|Topic Review (Newest First)|
|04-15-2010 02:15 PM|
Update on Yanmar mounts
FYI: Just thought I'd update this to say that my modified mounts are still OK, and that I never received a reply from Yanmar when I sent them a description and photos about this problem.
I strongly beleive that this is a design flaw that should have been fixed long ago - has anybody else had this problem?
|07-28-2009 12:52 AM|
I just returned from a vacation on our Hanse 400, which also has a 3JH4E with SD50 saildrive. Our first day out we noticed the engine sounded different and I went below to find the engine was hopping around and both mounts had failed. I limped into port and was lucky to find a mechanic to weld on some replacement studs to hold the engine until I got some replacements a few days later.

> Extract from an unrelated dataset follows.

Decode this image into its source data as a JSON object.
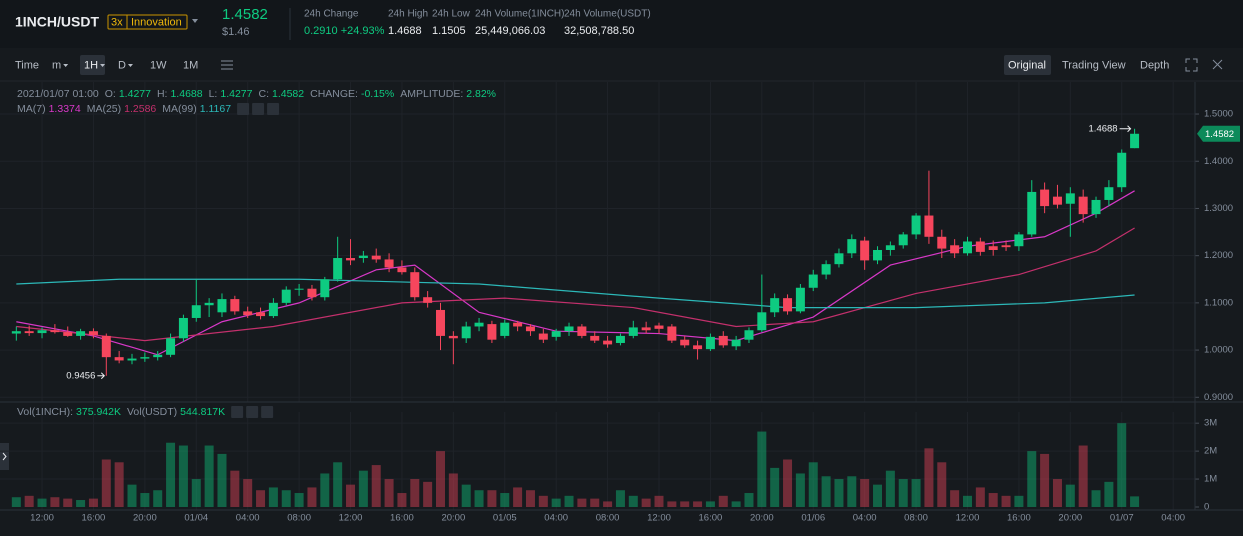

The failure was very similar to what was described by Giulietta in the original post, except both studs had failed immediately below the nut that supports the engine (not between the nut and the engine tab). I've tried unsuccessfully to upload some photos (800x600, <50kB). Our engine was also delivered in 2006 and has 900 hours on it.
I showed the photos to a mechanical engineer who had the same comments that "Bob" had earlier in this thread. He too was surprised that the stud itself was used to support the vibrating load instead of some kind of spacer. He explained that threaded rods are subject to failure fatigue if they are subjected to flexing as these ones would be. The threads weaken the rod because the strain isn't evenly distributed across the rod but is greater on the "inside" surface of the thread and less on the "outside" surface. (similar to the effect of a small nick in a wire that will cause it to fail by focussing the strain in one spot).
This explanation made very good sense to me and it was very interesting to read the corroborating explanation and same suggested solution from Bob. The diagram in the original post doesn't quite make as much sense to me because the rod wouldn't flex so much at the interface of the nut and the engine tab (could it be that the drawing is not quite right?)
If the engine was bolted directly to the mount or if a spacer was placed between the engine and mount then the threaded stud would only function as a fastener and not a standoff and would not be subject to this failure mode.
I'll be sending some photos to Yanmar. One would hope that they have seen enough of this failure to realize there is a flaw to be addressed - perhaps with a field upgrade to add a standoff between the mount and the engine tab. I improvised one with my replacement mounts because otherwise I have no reason to trust that this won't happen again. I found some oversized stainless nuts which I placed between the top of the mount and the lowest nut (the nut that holds the stud on the mount), with a washer in-between. This provides the same spacing as the original installation but essentially creates a "stack" between the engine and the mount, with the stud used only to hold it together. (again, I have a photo but can't upload it).
I was very happy to see Bob making the same suggestion so hopefully I've made an improvement. I think he is bang on with his comment about using threaded fasteners for structural members.
Thanks very much to SailNet, and to Giulietta, Bob and Quiksilver and others for sharing their information and insights.
|09-18-2007 07:25 PM|
Originally Posted by theartfuldodger View Post
anyway...all is fine now...
|09-18-2007 07:19 PM|
such a break is a defective bolt, for the real break if not installed right would have been at the mount, this happens alot in the automotive industry, and after test performed by labs, the bolt was not harden right. If you wish to know my experience 35 years in the automotive industry, heavy equioment and marine as well. I myself installed new engine in my 33 O/I Morgan two years ago, and works very good, thanks to Yanmars retrofit kit.
S/V The Artful Dodger
|09-18-2007 07:06 PM|
ahhhh that was funny...but what would I do with a Catalina???
Be just one more guy with a Catalina???
I like being different...and believe me, many more things will break starting in November..that's a guarantee
By the way...can a Catalina do it???
|09-18-2007 06:58 PM|
|jackytdunaway||Broken boom, broken engine mount stud, who knows what else. Trade it in for a Catalina. CD can help you find one.|
|09-18-2007 06:13 PM|
They took it to send it to the manufacturer in Japan, to complete the complaint/guarantee thing.
I didn't want it any way.
Everything seems normal now, and I'm happy
|09-18-2007 05:24 PM|
I would buy a spare mount, or two, and watch the others.
Interesting that they took the old one away with them.
|09-18-2007 04:33 PM|
|camaraderie||I don't think the sail drive was meant for going 15 knots...the force of the water torqued the whole engine and broke your mount! (g)|
|09-18-2007 03:16 PM|
My engine mount (only one broke) broke in November 2006, after 150 hours in service. And we had sailed in pretty high seas and winds with the engine on for 20 minutes, which I believe its when it broke..luckily never had problems with the saildrive leak...
Anyway, the new mount was installed right then, and since then my engine only worked 50 more hours, most of them sailng the boat to where it is now in July.
So far so good, and I do check them periodically...
Thanks for sharing and explaining your case..I will transmit it to my Yanmar friends.